Udaykumar M. Devnani

Digital Guardrail

Detecting simple sentiment (happy/sad) is easy. Detecting whether a complex conversation followed a strict 50-page rulebook is hard.

In any scenario requiring strict adherence to protocol—whether it’s an astronaut pre-flight check or a customer support script—a generic “Did they do a good job?” prompt fails. It lacks precision.

This post details how we engineered a Structured Compliance Engine using a custom compressed prompt format to achieve high-reliability auditing.

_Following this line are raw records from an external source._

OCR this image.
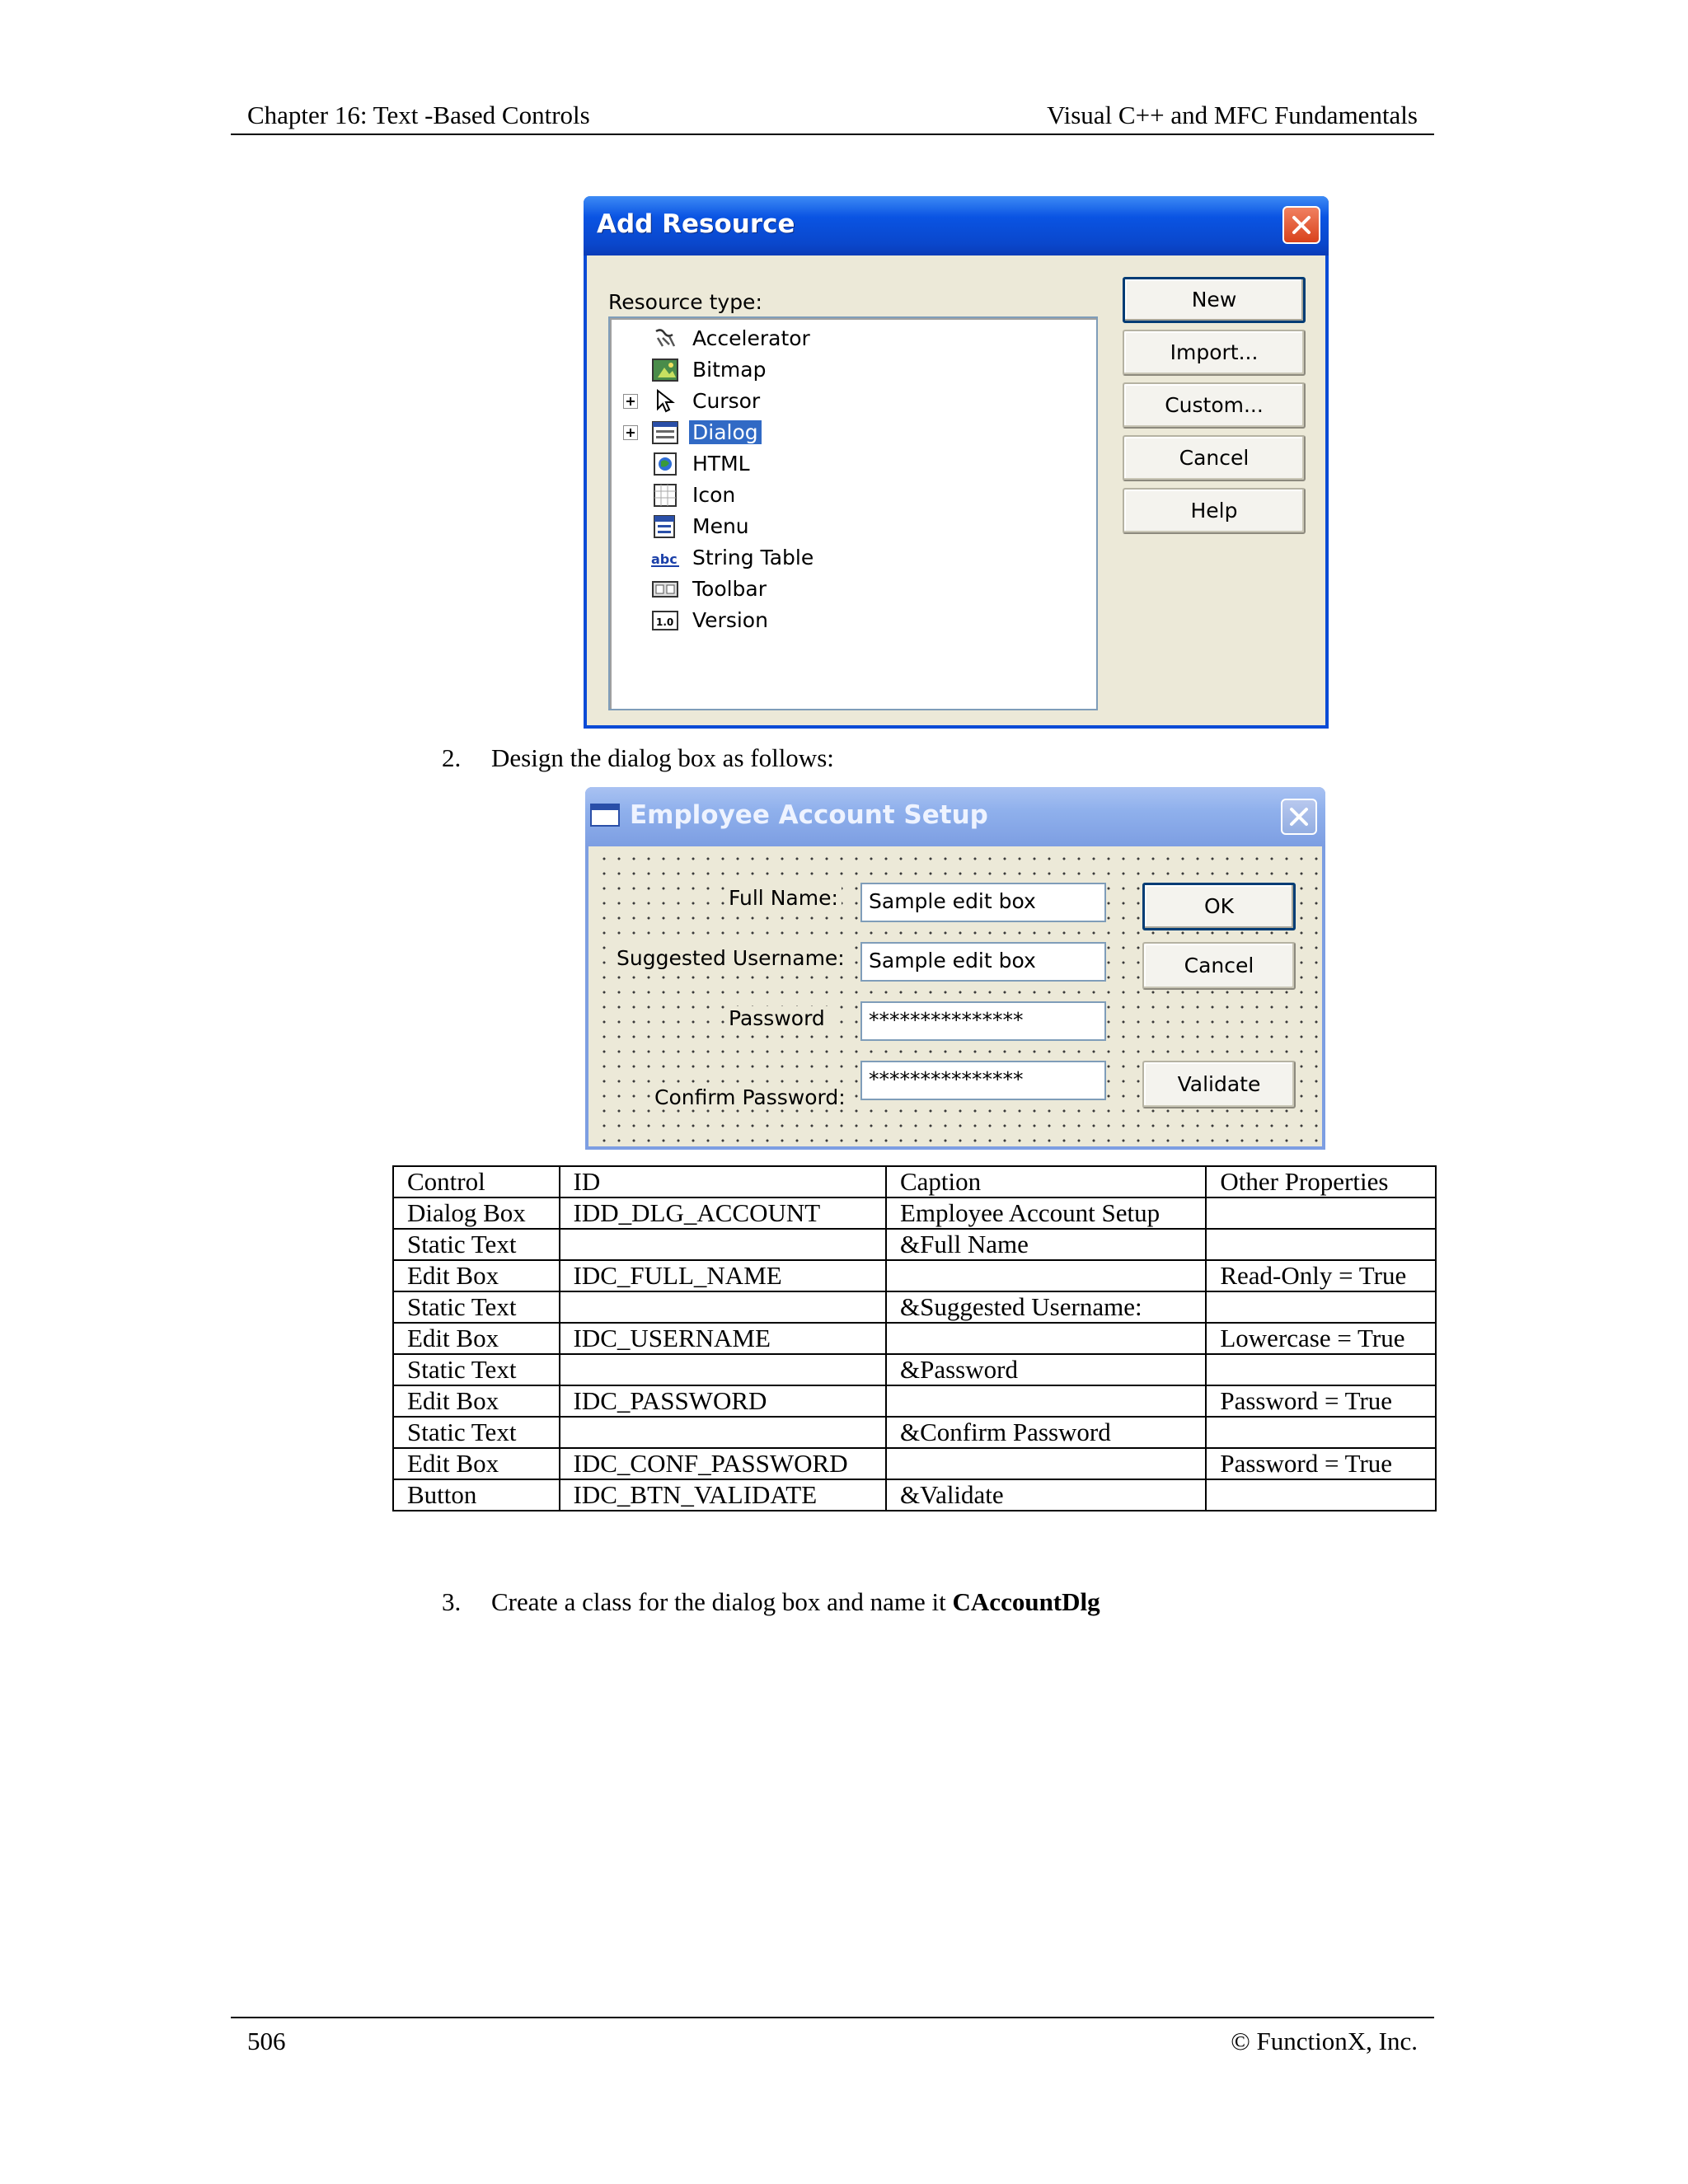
Chapter 16: Text -Based Controls	Visual C++ and MFC Fundamentals
Add Resource
Resource type:
Accelerator
Bitmap
Cursor
Dialog
HTML
Icon
Menu
abc String Table
Toolbar
1.0 Version
New
Import...
Custom...
Cancel
Help
2. Design the dialog box as follows:
Employee Account Setup
Full Name:
Suggested Username:
Password
Confirm Password:
Sample edit box
Sample edit box
***************
***************
OK
Cancel
Validate
Control	ID	Caption	Other Properties
Dialog Box	IDD_DLG_ACCOUNT	Employee Account Setup	
Static Text		&Full Name	
Edit Box	IDC_FULL_NAME		Read-Only = True
Static Text		&Suggested Username:	
Edit Box	IDC_USERNAME		Lowercase = True
Static Text		&Password	
Edit Box	IDC_PASSWORD		Password = True
Static Text		&Confirm Password	
Edit Box	IDC_CONF_PASSWORD		Password = True
Button	IDC_BTN_VALIDATE	&Validate	
3. Create a class for the dialog box and name it CAccountDlg
506	© FunctionX, Inc.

The Challenge: The “Hallucinating Auditor”

Context Overload

We faced three common problems when using LLMs for rigid auditing:

  1. Context Overflow: Sending an entire policy manual blows up the token limit.
  2. Subjectivity: The AI might forgive a critical error because the speaker was “polite.”
  3. False Positives: Flagging a minor stumble as a catastrophic failure.

The Solution: ‘logic-Compression’

Instead of pasting pages of legalese, we devised a method to compress rules into a density that LLMs process more effectively. We call this “Optimized-Rule-Set” format.

Before vs. After (The “Pizza Shop” Example)

Imagine you are auditing a pizza order taker.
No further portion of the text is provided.